Food quality, feeding preferences, survival and growth of shredders from temperate and tropical streams
Article first published online: 20 DEC 2001
Volume 46, Issue 7, pages 947–957, July 2001
How to Cite
Graça, Cressa, Gessner, Feio, Callies and Barrios (2001), Food quality, feeding preferences, survival and growth of shredders from temperate and tropical streams. Freshwater Biology, 46: 947–957. doi: 10.1046/j.1365-2427.2001.00729.x
- Issue published online: 20 DEC 2001
- Article first published online: 20 DEC 2001
- feeding preference;
- food quality;
- leaf litter;
- nutritional ecology;
- tropical streams
1. The importance of leaf quality to the nutritional ecology of lotic shredders is well established for temperate species but virtually unknown for tropical taxa. In the present study, we compared the feeding behaviour and performance of two tropical and two temperate shredders in a series of pair-wise experiments.
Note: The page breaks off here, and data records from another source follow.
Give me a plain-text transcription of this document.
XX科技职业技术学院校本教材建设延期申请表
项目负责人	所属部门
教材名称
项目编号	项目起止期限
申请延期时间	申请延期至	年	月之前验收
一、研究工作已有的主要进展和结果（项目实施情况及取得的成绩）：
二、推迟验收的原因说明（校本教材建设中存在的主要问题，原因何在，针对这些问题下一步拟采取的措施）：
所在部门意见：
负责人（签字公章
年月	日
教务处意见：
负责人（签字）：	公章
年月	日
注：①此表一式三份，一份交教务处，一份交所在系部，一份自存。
2. Specifically, we tested whether leaf conditioning status (stream-conditioned versus unconditioned leaves) and geographical origin (temperate Alnus glutinosa versus tropical Hura crepitans leaves) affect the food preference, survivorship, and growth of selected shredders from low and high latitudes in a consistent manner. The animals used in experiments were the caddis-flies Nectopsyche argentata and Phylloicus priapulus from Venezuela, Sericostoma vittatum from Central Portugal, and the amphipod Gammarus pulex from Northern Germany.
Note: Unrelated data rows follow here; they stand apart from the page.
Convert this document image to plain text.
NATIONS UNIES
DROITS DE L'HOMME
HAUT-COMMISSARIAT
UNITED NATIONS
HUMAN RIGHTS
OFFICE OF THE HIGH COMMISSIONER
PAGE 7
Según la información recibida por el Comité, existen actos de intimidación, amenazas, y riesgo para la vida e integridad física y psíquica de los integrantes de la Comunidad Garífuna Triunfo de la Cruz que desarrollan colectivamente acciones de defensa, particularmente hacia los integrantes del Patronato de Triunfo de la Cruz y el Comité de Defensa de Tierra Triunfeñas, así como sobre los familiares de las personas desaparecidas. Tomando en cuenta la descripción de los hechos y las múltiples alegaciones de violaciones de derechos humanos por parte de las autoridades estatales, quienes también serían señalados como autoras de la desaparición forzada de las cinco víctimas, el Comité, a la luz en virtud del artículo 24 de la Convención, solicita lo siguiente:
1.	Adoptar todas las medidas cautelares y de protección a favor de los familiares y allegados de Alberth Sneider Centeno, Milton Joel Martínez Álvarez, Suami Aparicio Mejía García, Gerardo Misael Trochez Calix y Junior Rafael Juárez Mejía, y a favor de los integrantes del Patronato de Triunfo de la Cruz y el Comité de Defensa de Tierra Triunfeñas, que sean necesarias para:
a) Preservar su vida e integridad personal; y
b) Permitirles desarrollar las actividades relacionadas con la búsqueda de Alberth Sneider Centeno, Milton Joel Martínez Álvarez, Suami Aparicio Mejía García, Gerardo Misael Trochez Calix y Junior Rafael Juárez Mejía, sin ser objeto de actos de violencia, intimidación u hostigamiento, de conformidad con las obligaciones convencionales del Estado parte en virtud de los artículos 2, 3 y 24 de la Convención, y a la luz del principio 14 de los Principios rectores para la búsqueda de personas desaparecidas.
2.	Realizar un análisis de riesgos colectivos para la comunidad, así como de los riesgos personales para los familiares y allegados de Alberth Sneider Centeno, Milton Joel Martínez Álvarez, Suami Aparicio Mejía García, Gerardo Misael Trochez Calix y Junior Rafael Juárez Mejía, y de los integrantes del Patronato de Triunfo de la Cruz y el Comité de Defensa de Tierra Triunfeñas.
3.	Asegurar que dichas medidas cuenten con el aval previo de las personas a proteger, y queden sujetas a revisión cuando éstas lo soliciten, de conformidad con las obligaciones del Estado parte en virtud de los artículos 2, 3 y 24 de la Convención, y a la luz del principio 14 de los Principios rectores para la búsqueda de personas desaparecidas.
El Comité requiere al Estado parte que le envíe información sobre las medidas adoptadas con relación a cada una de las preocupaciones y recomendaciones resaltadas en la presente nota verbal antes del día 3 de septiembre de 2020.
3. In general, all shredders exhibited the same high preference for conditioned over unconditioned leaves, irrespective of the geographical origin of the leaf or shredder species.
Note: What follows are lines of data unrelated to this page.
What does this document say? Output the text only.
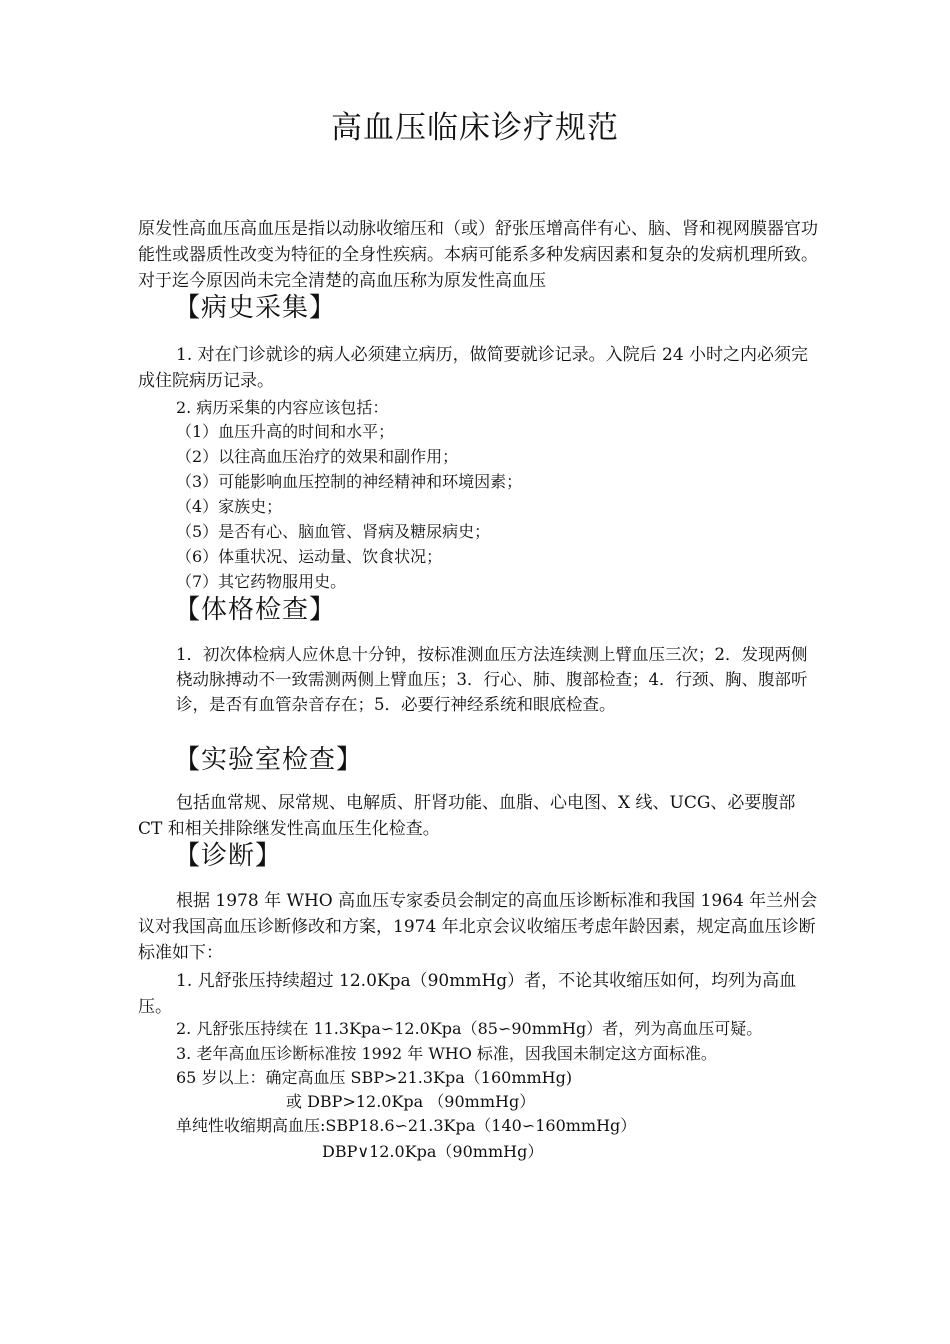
高血压临床诊疗规范

原发性高血压高血压是指以动脉收缩压和（或）舒张压增高伴有心、脑、肾和视网膜器官功能性或器质性改变为特征的全身性疾病。本病可能系多种发病因素和复杂的发病机理所致。对于迄今原因尚未完全清楚的高血压称为原发性高血压

【病史采集】

1. 对在门诊就诊的病人必须建立病历，做简要就诊记录。入院后 24 小时之内必须完成住院病历记录。

2. 病历采集的内容应该包括：
（1）血压升高的时间和水平；
（2）以往高血压治疗的效果和副作用；
（3）可能影响血压控制的神经精神和环境因素；
（4）家族史；
（5）是否有心、脑血管、肾病及糖尿病史；
（6）体重状况、运动量、饮食状况；
（7）其它药物服用史。
【体格检查】

1．初次体检病人应休息十分钟，按标准测血压方法连续测上臂血压三次；2．发现两侧桡动脉搏动不一致需测两侧上臂血压；3．行心、肺、腹部检查；4．行颈、胸、腹部听诊，是否有血管杂音存在；5．必要行神经系统和眼底检查。

【实验室检查】

包括血常规、尿常规、电解质、肝肾功能、血脂、心电图、X 线、UCG、必要腹部 CT 和相关排除继发性高血压生化检查。

【诊断】

根据 1978 年 WHO 高血压专家委员会制定的高血压诊断标准和我国 1964 年兰州会议对我国高血压诊断修改和方案，1974 年北京会议收缩压考虑年龄因素，规定高血压诊断标准如下：

1. 凡舒张压持续超过 12.0Kpa（90mmHg）者，不论其收缩压如何，均列为高血压。

2. 凡舒张压持续在 11.3Kpa∽12.0Kpa（85∽90mmHg）者，列为高血压可疑。
3. 老年高血压诊断标准按 1992 年 WHO 标准，因我国未制定这方面标准。
65 岁以上：确定高血压 SBP>21.3Kpa（160mmHg)
或 DBP>12.0Kpa （90mmHg）
单纯性收缩期高血压:SBP18.6∽21.3Kpa（140∽160mmHg）
DBP∨12.0Kpa（90mmHg）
4. A corresponding tendency for higher growth was found for sets of animals offered conditioned leaves, with the differences in growth being clearer in the two tropical shredders. Survivorship of the two temperate species was consistently high (> 83%) regardless of the diet offered, whereas the tropical shredders survived better on conditioned (77–90%) as compared with unconditioned (54–87%) leaves, although not significantly so.
5. With the exception of the temperate S. vittatum, shredders did not select or perform better on leaves to which they had previously been exposed, indicating a potential adaptation to native leaf species is over-ridden by intrinsic leaf properties.
6. Taken together, the results of this study suggest that tropical shredders may exhibit the same basic patterns of food exploitation as their temperate counterparts. Consequently, current concepts relating to the role of shredders in stream detritus dynamics may well be applicable to tropical streams, although essentially derived from temperate systems.